Castleford Heritage Trust

The Lagentian

Episodes from Castleford History

The Lagentian – Episodes from Castleford History is a project to research, record and publish the events and developments which contributed to creating the town as it is today.

It is, as yet, a long way from being a comprehensive 'History of Castleford' as such, because there is still much more research to be done and many more documents to be examined, but it is growing steadily as new evidence is brought to light.

As the spare time work of a local historian it is inevitably a slow but steady process – but keep checking back here for the latest updates and snippets from the developing story.
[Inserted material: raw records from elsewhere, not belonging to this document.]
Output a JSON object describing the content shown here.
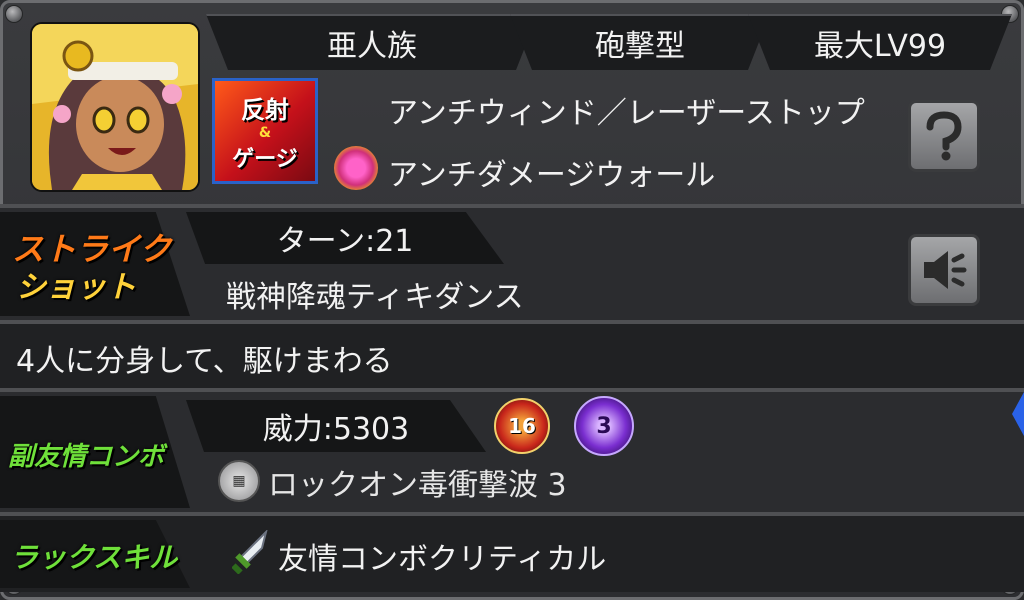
{
  "header": {
    "race": "亜人族",
    "type": "砲撃型",
    "max_level": "最大LV99"
  },
  "gimmick_badge": {
    "line1": "反射",
    "line2": "ゲージ",
    "mark": "&"
  },
  "abilities": {
    "line1": "アンチウィンド／レーザーストップ",
    "line2": "アンチダメージウォール"
  },
  "strike_shot": {
    "label_line1": "ストライク",
    "label_line2": "ショット",
    "turn": "ターン:21",
    "name": "戦神降魂ティキダンス",
    "description": "4人に分身して、駆けまわる"
  },
  "sub_friendship": {
    "label": "副友情コンボ",
    "power": "威力:5303",
    "name": "ロックオン毒衝撃波 3",
    "badge_red": "16",
    "badge_purple": "3"
  },
  "luck_skill": {
    "label": "ラックスキル",
    "name": "友情コンボクリティカル"
  },
  "colors": {
    "strike_label_top": "#ff7a18",
    "strike_label_bottom": "#ffd23a",
    "green_label": "#6fe03a",
    "red_badge": "#c8261b",
    "purple_badge": "#7a2ed0"
  }
}
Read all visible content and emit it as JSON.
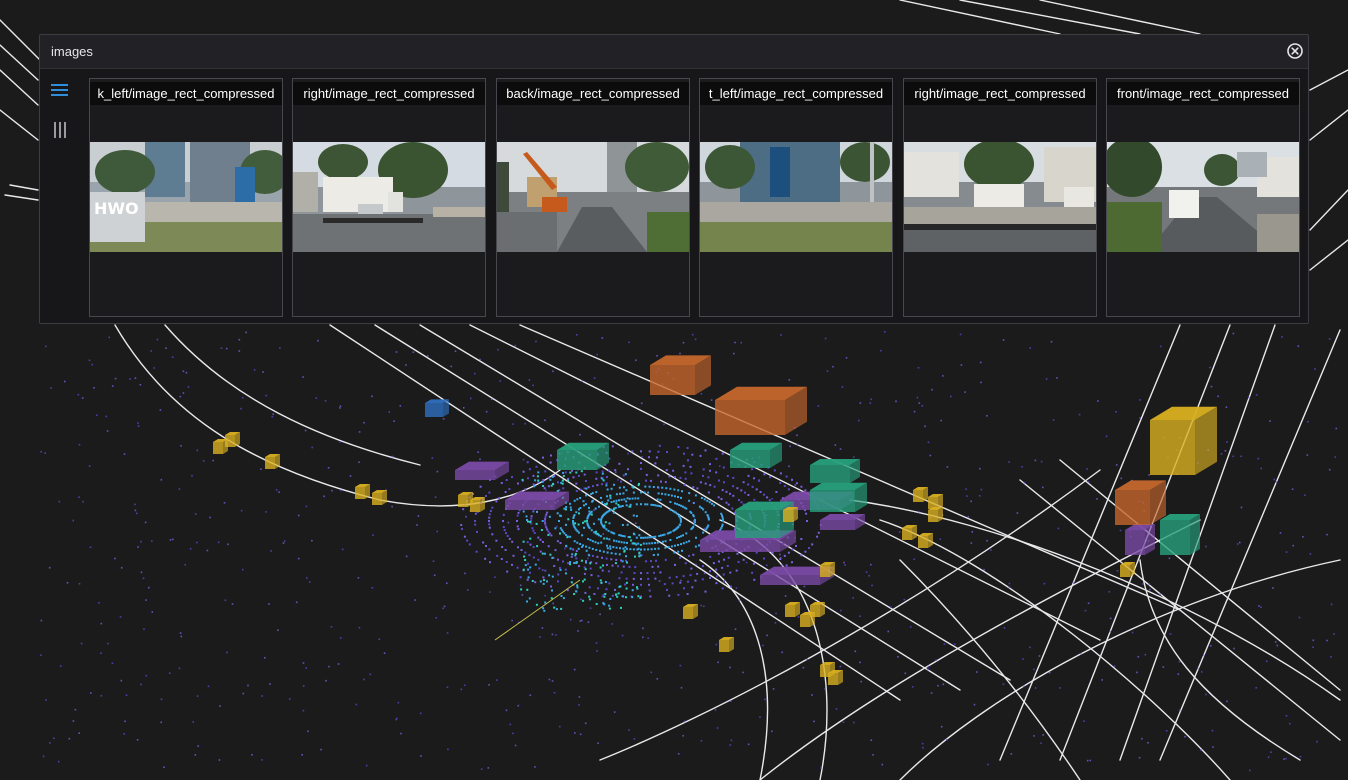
{
  "panel": {
    "title": "images",
    "close_icon": "close-circle-icon"
  },
  "tools": [
    {
      "name": "list-view-icon",
      "active": true,
      "color": "#2f8fdc"
    },
    {
      "name": "column-view-icon",
      "active": false,
      "color": "#9a9aa0"
    }
  ],
  "cameras": [
    {
      "label": "k_left/image_rect_compressed"
    },
    {
      "label": "right/image_rect_compressed"
    },
    {
      "label": "back/image_rect_compressed"
    },
    {
      "label": "t_left/image_rect_compressed"
    },
    {
      "label": "right/image_rect_compressed"
    },
    {
      "label": "front/image_rect_compressed"
    }
  ],
  "colors": {
    "background": "#1b1b1c",
    "lane_lines": "#e9e9ec",
    "vehicle_box": "#c5672d",
    "car_box": "#27a07c",
    "pedestrian_box": "#d9b020",
    "barrier": "#7a4aa6",
    "pointcloud": [
      "#5a47c9",
      "#7c5ce0",
      "#3aa8e6",
      "#2ed1b8"
    ]
  }
}
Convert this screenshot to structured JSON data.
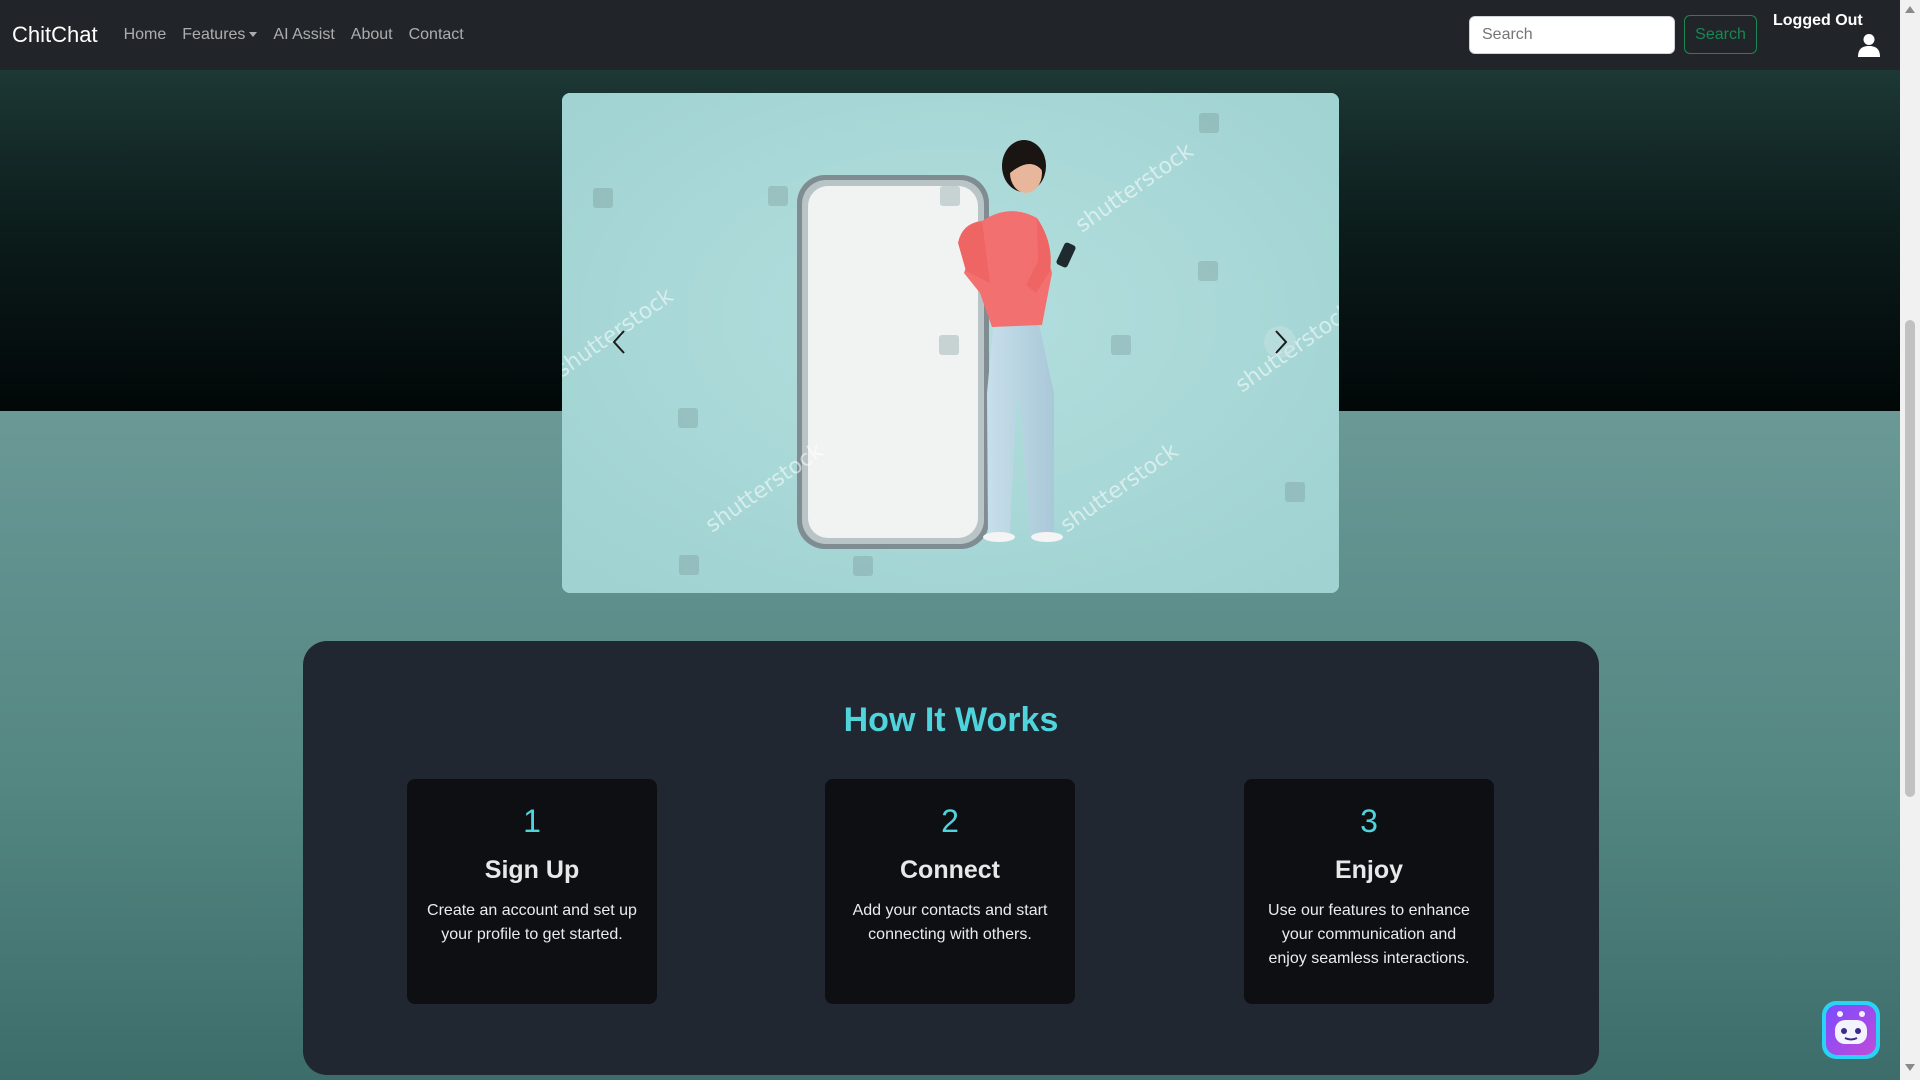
{
  "navbar": {
    "brand": "ChitChat",
    "links": [
      "Home",
      "Features",
      "AI Assist",
      "About",
      "Contact"
    ],
    "search_placeholder": "Search",
    "search_button": "Search",
    "login_status": "Logged Out"
  },
  "carousel": {
    "prev_icon": "chevron-left-icon",
    "next_icon": "chevron-right-icon",
    "slide_image": "woman-with-smartphone-mockup"
  },
  "how_it_works": {
    "title": "How It Works",
    "steps": [
      {
        "number": "1",
        "title": "Sign Up",
        "description": "Create an account and set up your profile to get started."
      },
      {
        "number": "2",
        "title": "Connect",
        "description": "Add your contacts and start connecting with others."
      },
      {
        "number": "3",
        "title": "Enjoy",
        "description": "Use our features to enhance your communication and enjoy seamless interactions."
      }
    ]
  },
  "chatbot": {
    "icon": "robot-chat-icon"
  },
  "colors": {
    "navbar": "#212529",
    "accent": "#4fd4dc",
    "search_button": "#198754",
    "panel": "#212731",
    "card": "#0d0f12"
  }
}
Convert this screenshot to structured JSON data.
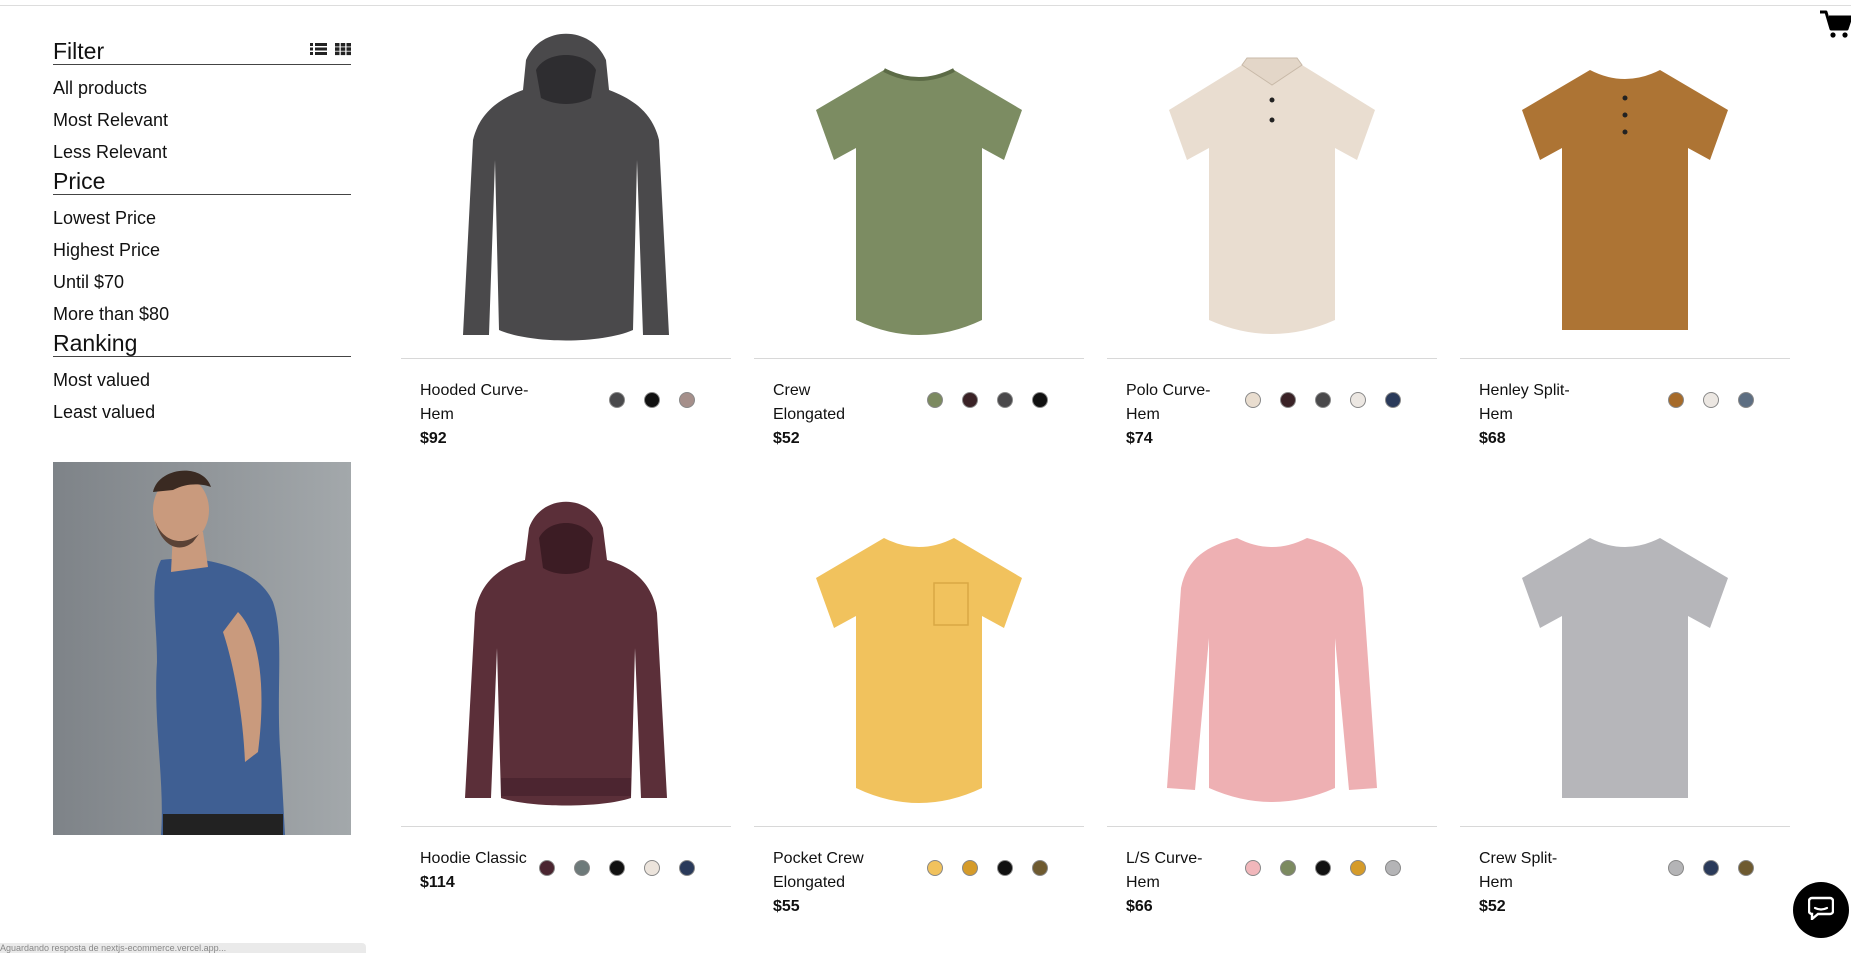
{
  "filter": {
    "title": "Filter",
    "items": [
      "All products",
      "Most Relevant",
      "Less Relevant"
    ]
  },
  "price": {
    "title": "Price",
    "items": [
      "Lowest Price",
      "Highest Price",
      "Until $70",
      "More than $80"
    ]
  },
  "ranking": {
    "title": "Ranking",
    "items": [
      "Most valued",
      "Least valued"
    ]
  },
  "icons": {
    "list_view": "list-view-icon",
    "grid_view": "grid-view-icon",
    "cart": "cart-icon",
    "chat": "chat-icon"
  },
  "products": [
    {
      "name": "Hooded Curve-Hem",
      "price": "$92",
      "kind": "hoodie-long",
      "color": "#4a494b",
      "swatches": [
        "#4a4a4c",
        "#111111",
        "#a58f8a"
      ]
    },
    {
      "name": "Crew Elongated",
      "price": "$52",
      "kind": "tee-curve",
      "color": "#7c8c62",
      "swatches": [
        "#7c8a60",
        "#3a2226",
        "#4a494b",
        "#111111"
      ]
    },
    {
      "name": "Polo Curve-Hem",
      "price": "$74",
      "kind": "polo",
      "color": "#e9ddd0",
      "swatches": [
        "#e9ddcf",
        "#3a2226",
        "#4a494b",
        "#ece7e2",
        "#2a3a5a"
      ]
    },
    {
      "name": "Henley Split-Hem",
      "price": "$68",
      "kind": "henley",
      "color": "#ad7434",
      "swatches": [
        "#a66b2a",
        "#ece7e2",
        "#5d6e82"
      ]
    },
    {
      "name": "Hoodie Classic",
      "price": "$114",
      "kind": "hoodie",
      "color": "#5b2f39",
      "swatches": [
        "#4a2530",
        "#6e7a7a",
        "#111111",
        "#ece4dc",
        "#2a3a5a"
      ]
    },
    {
      "name": "Pocket Crew Elongated",
      "price": "$55",
      "kind": "tee-pocket",
      "color": "#f1c25d",
      "swatches": [
        "#f1c25d",
        "#d59b2a",
        "#111111",
        "#6e5a30"
      ]
    },
    {
      "name": "L/S Curve-Hem",
      "price": "$66",
      "kind": "longsleeve",
      "color": "#eeb0b3",
      "swatches": [
        "#f1b7bb",
        "#7c8a60",
        "#111111",
        "#d59b2a",
        "#b4b4b6"
      ]
    },
    {
      "name": "Crew Split-Hem",
      "price": "$52",
      "kind": "tee-flat",
      "color": "#b6b6ba",
      "swatches": [
        "#b4b4b6",
        "#2a3a5a",
        "#6e5a30"
      ]
    }
  ],
  "status_text": "Aguardando resposta de nextjs-ecommerce.vercel.app..."
}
 Click here for The Lagentian's blog


Did you know…?

In 1848, the Pontefract, Castleford and Knottingley Benefit Building Society was established to allow working class people (albeit mainly the better paid artisans) to save money to buy houses rather than rent from landlords.  The first houses built with its funds were ready for occupation in 1851.

The first Methodist chapel in Castleford opened in August 1815, though followers of John Wesley had been meeting in private houses since 1786.  The chapel stood on what is now a car park at the bottom of Wesley Street and was converted into a school in 1859.

The Riot Act was read in Castleford in August 1795, when hungry villagers seized a boat laden with wheat and armed militiamen were called in on horseback from Pontefract and Wakefield to remove them.  Twelve people were arrested.

On Shrove Tuesday in 1855, which fell on 20 February, the cold was so severe that the traditional festivities still held in Castleford at that time took place on the frozen River Aire.
The ice was thick enough for stalls to be set up and fires lit on its surface.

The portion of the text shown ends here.